The dodo developed in near isolation, without any natural predators. They were ground-living, ground-nesting and flightless. Without the capacity to fly, the dodo could not extend its population to neighboring islands. Subsequently, the dodo became an even more isolated species, existing in one static environment. When threatened by encroaching species, the dodo had no natural defenses to save itself.

The exact appearance of the dodo is in question. They existed before cameras. We can only rely upon anecdotal accounts and the sketches of amateur naturalists. For a long time, there were no complete skeletons, and the closest thing historians had was the leg and head of one individual. All other skeletons were composites, made from the bones of many birds. In June 2007 that changed. Explorers discovered a cave with a complete dodo skeleton inside. Although we now have a better idea of the bird's physical structure, its coloring, plumage and girth are still in doubt.

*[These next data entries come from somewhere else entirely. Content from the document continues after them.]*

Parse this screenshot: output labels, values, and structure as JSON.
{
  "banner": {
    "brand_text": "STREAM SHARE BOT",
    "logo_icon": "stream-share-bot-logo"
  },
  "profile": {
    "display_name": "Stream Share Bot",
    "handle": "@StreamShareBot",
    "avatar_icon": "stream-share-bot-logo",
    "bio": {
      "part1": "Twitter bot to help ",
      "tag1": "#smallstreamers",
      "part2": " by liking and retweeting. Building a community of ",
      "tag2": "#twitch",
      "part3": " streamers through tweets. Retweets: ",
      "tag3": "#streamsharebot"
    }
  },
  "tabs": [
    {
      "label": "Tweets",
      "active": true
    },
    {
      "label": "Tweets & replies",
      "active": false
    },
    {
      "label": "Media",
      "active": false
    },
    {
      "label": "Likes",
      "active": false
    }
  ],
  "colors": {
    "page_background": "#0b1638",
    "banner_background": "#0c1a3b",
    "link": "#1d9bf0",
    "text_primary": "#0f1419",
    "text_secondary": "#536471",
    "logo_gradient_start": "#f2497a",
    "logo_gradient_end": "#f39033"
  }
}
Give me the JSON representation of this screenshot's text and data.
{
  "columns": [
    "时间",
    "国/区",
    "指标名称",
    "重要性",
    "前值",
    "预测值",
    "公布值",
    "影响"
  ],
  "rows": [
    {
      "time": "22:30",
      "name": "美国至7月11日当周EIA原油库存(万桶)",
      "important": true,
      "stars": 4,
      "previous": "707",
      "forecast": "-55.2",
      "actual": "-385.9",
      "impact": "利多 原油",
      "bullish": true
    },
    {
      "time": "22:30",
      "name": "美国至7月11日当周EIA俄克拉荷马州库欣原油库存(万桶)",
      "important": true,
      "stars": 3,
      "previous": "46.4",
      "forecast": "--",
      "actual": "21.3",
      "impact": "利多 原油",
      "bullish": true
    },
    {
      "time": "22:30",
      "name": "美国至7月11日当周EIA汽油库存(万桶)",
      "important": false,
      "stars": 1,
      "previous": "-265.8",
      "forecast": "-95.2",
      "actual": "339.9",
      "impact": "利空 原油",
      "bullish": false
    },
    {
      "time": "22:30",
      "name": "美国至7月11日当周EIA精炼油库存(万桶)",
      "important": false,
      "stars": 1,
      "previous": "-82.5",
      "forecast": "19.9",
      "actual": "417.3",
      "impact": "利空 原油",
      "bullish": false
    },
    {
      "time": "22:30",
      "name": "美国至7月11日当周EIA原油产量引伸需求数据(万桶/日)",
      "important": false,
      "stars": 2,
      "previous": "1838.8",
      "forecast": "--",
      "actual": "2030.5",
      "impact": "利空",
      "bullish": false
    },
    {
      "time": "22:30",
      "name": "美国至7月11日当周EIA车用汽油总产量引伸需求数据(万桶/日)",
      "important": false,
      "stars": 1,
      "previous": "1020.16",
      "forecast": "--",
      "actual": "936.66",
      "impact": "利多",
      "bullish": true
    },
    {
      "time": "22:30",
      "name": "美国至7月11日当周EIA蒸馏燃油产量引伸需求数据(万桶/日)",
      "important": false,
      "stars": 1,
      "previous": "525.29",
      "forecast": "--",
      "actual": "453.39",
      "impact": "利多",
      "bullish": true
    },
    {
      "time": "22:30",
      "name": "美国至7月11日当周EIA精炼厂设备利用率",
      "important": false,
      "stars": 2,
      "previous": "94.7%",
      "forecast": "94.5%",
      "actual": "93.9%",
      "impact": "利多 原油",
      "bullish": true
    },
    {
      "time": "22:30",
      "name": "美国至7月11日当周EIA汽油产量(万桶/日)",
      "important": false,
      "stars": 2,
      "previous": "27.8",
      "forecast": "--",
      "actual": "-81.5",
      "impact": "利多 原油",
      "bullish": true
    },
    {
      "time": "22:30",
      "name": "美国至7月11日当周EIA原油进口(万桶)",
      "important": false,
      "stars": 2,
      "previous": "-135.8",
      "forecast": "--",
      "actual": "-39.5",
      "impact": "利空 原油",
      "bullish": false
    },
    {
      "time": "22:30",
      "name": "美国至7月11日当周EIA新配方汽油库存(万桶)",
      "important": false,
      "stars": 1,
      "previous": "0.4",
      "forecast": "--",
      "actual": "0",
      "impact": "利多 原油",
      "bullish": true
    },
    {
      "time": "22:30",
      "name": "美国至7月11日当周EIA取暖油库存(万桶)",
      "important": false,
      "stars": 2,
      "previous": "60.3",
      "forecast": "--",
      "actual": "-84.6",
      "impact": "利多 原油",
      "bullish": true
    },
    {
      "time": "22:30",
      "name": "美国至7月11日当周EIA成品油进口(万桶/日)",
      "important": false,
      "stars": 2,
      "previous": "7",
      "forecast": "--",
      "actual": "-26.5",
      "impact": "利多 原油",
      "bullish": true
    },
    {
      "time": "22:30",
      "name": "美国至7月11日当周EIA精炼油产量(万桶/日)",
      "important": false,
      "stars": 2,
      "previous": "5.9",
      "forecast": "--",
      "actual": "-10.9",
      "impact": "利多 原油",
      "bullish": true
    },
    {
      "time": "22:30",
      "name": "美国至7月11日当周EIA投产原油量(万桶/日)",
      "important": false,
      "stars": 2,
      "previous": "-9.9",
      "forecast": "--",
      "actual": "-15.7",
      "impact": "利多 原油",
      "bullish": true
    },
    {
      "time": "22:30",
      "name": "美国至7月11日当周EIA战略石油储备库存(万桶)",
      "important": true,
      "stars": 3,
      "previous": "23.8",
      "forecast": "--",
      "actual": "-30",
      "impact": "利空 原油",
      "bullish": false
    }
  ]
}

Paintings of the Dodo show a stout bird. However, these paintings may be more fanciful than exact as the fashion in the 17th century was to exaggerate animals, making them plumper and more colorful than they were. Live dodos in captivity were remarked to be "greedy" animals. Perhaps the specimens brought back to Europe and painted were fatter than their wild counterparts because of improper diet and lack of exercise. Regardless of artistic interpretation, the dodo was impressive, standing 3 feet tall and weighing about 50 lbs. It possessed a large head and a heavy, hooked beak. Its wings were stubby, and its legs thick. A plume of white feathers decorated its rump. Nothing is reported of the dodo's mating habits, behaviors or life expectancy.

Dodos had no natural enemies and when they were discovered, they fearlessly approached humans and other animals. This is what made them easy prey. If you think humans ate the dodo into extinction, you would be mistaken. Early reports speak of the unpleasant taste and the toughness of the bird. Other native fowl were preferable. More likely than not, it was the feral animal populations that destroyed dodo eggs, took over habitats and ate the adults, causing the dodo's rapid decline.

Dodos have come to represent all endangered and extinct species. The phrase, "As dead as a Dodo," means deader than dead, all traces wiped out. Dodos have become a rallying cry for conservationism and a poster species for laws against eco-vandalism. This is probably due to the fact that dodo's were discovered while human civilizations were supposed to be entering a more enlightened age. Instead of preserving this species, humans were a direct and indirect cause for the dodo's destruction. Due to our lack of intervention, a unique and fascinating creature is now gone forever.

Fun Dodo Facts

- Dodo birds are related to pigeons. How strange that a bird so well known for its extinction should be related to a bird so well known for its over population.

- A dodo rampant is on the Mauritius Coat of Arms.

- It is believed that the loss of the dodo directly caused the near extinction of the tambalacocque, or dodo tree. The dodo tree's seeds would only germinate after passing through the digestive system of the dodo. Further experimentation showed that the seeds did germinate without the birds abrading them, but only rarely. To help with this trees survival, botanists now pass the seeds through the digestive track of turkeys.

- The word "dodo" is slang for "a dull-witted, slow-reacting person." For a while, people believed the bird's demise came about because of its own stupidity. It approached people with clubs. But remember, the dodo had no natural enemies and was not displaying stupidity, but curiosity.

- In Lewis Carroll's book, Alice in Wonderland, the Dodo is a solemn and wise bird.